The US government is looking to protect voter registration databases and systems from ransomware threats ahead of the 2020 presidential election.
The Cybersecurity Infrastructure Security Agency (CISA) — a division of the Homeland Security department instituted by president Donald Trump in November last year — fears the databases could be at the receiving end of a ransomware attack.
To that effect, it aims to launch a program for election officials in about a month to offer support for remote computer penetration testing and vulnerability scans.
“Intelligence officials are concerned that foreign hackers in 2020 not only will target the databases but attempt to manipulate, disrupt or destroy the data,” Reuters reported, quoting current and former U.S. officials.

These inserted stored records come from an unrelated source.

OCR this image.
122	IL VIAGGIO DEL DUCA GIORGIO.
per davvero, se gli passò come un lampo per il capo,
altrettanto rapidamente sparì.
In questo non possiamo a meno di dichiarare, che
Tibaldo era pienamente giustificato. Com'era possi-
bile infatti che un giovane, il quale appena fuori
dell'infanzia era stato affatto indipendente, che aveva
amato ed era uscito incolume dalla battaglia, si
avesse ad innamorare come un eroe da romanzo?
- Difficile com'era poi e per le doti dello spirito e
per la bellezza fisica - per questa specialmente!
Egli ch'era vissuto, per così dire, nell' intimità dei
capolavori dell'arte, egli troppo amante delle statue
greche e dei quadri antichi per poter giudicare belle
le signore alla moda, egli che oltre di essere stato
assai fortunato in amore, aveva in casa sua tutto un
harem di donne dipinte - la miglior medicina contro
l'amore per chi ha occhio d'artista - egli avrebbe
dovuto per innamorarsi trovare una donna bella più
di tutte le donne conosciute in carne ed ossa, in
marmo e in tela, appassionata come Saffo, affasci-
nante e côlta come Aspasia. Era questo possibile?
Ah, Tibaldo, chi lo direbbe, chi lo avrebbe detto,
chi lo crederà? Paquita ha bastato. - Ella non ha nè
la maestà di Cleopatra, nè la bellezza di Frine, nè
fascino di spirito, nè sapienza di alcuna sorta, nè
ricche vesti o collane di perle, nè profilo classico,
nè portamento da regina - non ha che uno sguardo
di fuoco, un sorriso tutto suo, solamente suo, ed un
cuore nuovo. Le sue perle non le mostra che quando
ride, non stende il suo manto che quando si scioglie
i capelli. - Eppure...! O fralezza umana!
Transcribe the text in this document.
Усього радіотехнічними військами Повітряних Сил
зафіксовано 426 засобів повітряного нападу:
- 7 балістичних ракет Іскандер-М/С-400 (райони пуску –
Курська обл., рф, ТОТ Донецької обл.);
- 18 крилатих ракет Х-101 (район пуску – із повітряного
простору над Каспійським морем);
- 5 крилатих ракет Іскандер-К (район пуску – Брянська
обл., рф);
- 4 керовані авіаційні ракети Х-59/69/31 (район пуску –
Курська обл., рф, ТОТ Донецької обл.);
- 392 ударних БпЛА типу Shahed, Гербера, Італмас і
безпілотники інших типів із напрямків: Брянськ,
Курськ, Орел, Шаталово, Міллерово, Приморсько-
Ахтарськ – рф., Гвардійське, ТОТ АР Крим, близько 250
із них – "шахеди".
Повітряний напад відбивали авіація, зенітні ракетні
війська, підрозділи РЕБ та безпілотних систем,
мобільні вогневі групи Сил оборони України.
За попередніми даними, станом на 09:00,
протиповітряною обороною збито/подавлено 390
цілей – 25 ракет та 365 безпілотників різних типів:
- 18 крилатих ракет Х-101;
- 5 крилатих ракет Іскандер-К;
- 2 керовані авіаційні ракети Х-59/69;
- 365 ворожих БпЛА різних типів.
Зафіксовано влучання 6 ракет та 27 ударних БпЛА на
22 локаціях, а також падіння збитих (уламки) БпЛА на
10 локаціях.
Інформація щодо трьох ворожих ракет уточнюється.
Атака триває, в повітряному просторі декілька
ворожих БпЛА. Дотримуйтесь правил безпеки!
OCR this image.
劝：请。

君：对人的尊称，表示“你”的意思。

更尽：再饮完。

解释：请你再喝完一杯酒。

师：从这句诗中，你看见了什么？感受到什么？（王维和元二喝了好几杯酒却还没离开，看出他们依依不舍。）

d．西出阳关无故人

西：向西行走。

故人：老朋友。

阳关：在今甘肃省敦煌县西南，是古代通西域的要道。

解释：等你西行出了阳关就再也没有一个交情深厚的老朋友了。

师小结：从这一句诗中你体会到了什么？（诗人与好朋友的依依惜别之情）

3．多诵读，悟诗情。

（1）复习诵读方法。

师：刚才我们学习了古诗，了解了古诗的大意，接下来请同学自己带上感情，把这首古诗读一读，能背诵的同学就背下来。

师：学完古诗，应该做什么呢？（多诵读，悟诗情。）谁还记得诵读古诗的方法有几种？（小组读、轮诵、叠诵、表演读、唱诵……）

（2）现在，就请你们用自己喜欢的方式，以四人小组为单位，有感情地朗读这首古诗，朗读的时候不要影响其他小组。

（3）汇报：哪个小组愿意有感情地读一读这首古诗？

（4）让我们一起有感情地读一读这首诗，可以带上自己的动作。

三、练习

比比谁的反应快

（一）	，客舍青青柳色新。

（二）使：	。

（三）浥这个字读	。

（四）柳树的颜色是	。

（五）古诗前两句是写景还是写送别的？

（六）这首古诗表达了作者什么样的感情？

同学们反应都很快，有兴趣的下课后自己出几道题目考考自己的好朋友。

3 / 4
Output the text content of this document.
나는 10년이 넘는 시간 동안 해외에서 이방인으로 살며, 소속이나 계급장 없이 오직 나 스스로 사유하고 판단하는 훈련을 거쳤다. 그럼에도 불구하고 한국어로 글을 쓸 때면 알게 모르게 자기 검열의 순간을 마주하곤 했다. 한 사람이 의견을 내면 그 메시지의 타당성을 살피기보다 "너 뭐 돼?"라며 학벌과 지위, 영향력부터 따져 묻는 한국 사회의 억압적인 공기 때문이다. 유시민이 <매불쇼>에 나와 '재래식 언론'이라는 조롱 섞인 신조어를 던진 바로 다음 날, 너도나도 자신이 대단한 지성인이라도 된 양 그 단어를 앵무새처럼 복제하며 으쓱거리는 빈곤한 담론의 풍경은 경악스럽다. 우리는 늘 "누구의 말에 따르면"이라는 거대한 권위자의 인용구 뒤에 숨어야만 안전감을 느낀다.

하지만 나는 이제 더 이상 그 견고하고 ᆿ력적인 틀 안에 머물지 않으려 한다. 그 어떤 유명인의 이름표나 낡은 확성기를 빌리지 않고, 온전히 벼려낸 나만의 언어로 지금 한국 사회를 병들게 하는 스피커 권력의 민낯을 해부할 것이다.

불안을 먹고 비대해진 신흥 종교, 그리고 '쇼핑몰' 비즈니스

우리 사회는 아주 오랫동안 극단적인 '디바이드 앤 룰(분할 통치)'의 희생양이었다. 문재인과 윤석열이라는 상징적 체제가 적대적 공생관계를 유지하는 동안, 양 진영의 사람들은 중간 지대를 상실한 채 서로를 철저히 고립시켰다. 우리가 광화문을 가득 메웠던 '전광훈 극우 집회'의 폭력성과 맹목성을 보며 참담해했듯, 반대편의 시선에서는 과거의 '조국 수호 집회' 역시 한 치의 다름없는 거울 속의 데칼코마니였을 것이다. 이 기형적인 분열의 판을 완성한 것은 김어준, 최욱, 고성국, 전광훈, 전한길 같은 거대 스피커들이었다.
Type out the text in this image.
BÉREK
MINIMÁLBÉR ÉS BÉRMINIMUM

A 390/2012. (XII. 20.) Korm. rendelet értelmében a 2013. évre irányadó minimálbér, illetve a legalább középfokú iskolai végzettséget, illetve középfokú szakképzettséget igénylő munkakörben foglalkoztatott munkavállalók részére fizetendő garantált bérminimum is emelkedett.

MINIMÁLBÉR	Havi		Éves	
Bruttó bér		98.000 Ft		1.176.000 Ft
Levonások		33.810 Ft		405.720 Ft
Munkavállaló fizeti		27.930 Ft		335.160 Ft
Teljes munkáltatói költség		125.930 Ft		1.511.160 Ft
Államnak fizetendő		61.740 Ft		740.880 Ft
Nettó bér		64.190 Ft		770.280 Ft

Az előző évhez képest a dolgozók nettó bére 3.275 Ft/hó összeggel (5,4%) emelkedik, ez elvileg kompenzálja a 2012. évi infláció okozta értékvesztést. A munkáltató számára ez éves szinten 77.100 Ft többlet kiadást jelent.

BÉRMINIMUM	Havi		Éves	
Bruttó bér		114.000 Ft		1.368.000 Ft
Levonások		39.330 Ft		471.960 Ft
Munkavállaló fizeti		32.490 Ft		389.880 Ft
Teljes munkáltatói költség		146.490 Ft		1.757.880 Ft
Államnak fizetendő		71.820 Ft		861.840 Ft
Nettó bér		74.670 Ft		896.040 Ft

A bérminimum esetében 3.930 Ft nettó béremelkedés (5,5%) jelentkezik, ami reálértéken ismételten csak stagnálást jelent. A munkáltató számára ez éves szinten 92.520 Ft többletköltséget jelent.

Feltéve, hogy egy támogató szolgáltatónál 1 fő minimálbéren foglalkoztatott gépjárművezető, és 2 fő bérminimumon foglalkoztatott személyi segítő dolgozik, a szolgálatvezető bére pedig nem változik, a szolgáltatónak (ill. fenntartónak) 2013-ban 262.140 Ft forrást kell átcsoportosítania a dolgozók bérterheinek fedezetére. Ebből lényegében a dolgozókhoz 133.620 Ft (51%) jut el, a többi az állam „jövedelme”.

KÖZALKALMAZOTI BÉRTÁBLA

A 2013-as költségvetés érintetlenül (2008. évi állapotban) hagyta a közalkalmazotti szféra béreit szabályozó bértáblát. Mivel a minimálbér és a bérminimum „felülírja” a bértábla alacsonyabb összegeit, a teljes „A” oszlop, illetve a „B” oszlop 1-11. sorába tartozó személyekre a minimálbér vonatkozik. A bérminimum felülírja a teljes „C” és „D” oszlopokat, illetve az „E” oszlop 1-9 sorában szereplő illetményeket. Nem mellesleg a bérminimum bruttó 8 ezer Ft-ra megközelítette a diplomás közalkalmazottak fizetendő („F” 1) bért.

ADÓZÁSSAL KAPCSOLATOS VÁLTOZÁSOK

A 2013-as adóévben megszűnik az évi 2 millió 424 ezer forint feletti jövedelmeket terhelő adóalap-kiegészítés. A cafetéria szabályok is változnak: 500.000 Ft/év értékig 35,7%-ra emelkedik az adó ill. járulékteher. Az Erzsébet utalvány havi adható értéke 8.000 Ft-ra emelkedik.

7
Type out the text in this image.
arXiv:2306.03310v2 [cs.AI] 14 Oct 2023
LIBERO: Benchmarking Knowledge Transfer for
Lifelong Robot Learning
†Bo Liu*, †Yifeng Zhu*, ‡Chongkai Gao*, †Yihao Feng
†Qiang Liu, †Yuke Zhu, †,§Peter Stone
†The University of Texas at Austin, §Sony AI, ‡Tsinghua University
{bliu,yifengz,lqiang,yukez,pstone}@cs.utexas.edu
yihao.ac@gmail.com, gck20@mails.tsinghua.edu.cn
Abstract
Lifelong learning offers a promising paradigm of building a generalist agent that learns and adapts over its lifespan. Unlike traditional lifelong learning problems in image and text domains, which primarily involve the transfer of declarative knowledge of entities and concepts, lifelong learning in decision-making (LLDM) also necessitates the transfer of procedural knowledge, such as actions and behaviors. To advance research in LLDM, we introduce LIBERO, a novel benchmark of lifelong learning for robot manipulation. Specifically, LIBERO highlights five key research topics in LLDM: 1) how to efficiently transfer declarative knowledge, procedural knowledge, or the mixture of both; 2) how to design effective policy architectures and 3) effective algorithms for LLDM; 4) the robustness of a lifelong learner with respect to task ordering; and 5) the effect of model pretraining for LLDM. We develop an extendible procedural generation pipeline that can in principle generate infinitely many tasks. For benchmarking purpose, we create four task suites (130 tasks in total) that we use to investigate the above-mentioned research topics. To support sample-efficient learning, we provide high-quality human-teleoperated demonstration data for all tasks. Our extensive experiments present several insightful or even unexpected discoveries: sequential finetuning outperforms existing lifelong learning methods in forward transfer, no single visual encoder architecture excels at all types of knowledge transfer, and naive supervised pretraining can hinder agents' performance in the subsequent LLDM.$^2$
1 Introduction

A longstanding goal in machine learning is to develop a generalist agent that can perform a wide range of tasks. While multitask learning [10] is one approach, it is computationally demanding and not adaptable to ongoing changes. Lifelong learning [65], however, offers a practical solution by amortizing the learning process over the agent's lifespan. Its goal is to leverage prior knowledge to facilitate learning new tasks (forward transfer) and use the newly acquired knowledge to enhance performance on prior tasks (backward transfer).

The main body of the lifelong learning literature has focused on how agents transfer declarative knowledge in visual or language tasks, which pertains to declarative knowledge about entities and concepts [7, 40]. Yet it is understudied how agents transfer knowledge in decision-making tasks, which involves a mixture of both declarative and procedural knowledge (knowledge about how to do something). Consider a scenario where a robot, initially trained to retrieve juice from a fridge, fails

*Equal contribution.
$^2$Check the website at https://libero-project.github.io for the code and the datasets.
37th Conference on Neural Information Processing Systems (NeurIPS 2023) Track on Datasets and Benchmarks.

The voter systems have been previously breached by the Russian military intelligence, which executed a cyberattack on a US voting software supplier in the days leading to 2016 elections. The highly targeted campaign, The Intercept revealed, also involved sending spear-phishing emails to more than 100 local election officials.
In addition, a series of ransomware attacks against state-run facilities have put the government on high alert. With infections forcing agencies to spend hundreds of thousands of dollars to recover access to critical systems, it’s become necessary that databases are secured and appropriate incident recovery plans are put in place to be able to respond to such crippling attacks.
Calling ransomware attacks “destructive,” CISA — in a notice put up last week — warned agencies to “make sure you’re not tomorrow’s headline” by backing up data offline, patching network infrastructure, and reviewing incident response plans.
In a report published in May, Massachusetts-based threat intelligence firm Recorded Future found at least 169 ransomware incidents targeting state and local governments since 2013, with 21 of them reported just in the first four months of 2019.
“It is imperative that states and municipalities limit the availability of information about electoral systems or administrative processes and secure their websites and databases that could be exploited,” Reuters quoted the FBI in a statement.
The focus of the program, it appears, is geared towards prevention of ransomware attacks, as CISA won’t advice states on whether they should pay or refuse to pay ransom post infection.
Ultimately, it’s not just about paying the ransom, as many businesses will also need to invest in upgrading their security practices before and after a ransomware attack. Cyber preparedness is of the essence, and it’s vital that organizations develop, test, and validate their capabilities to protect against, prevent, mitigate, respond to, and recover from significant security threats.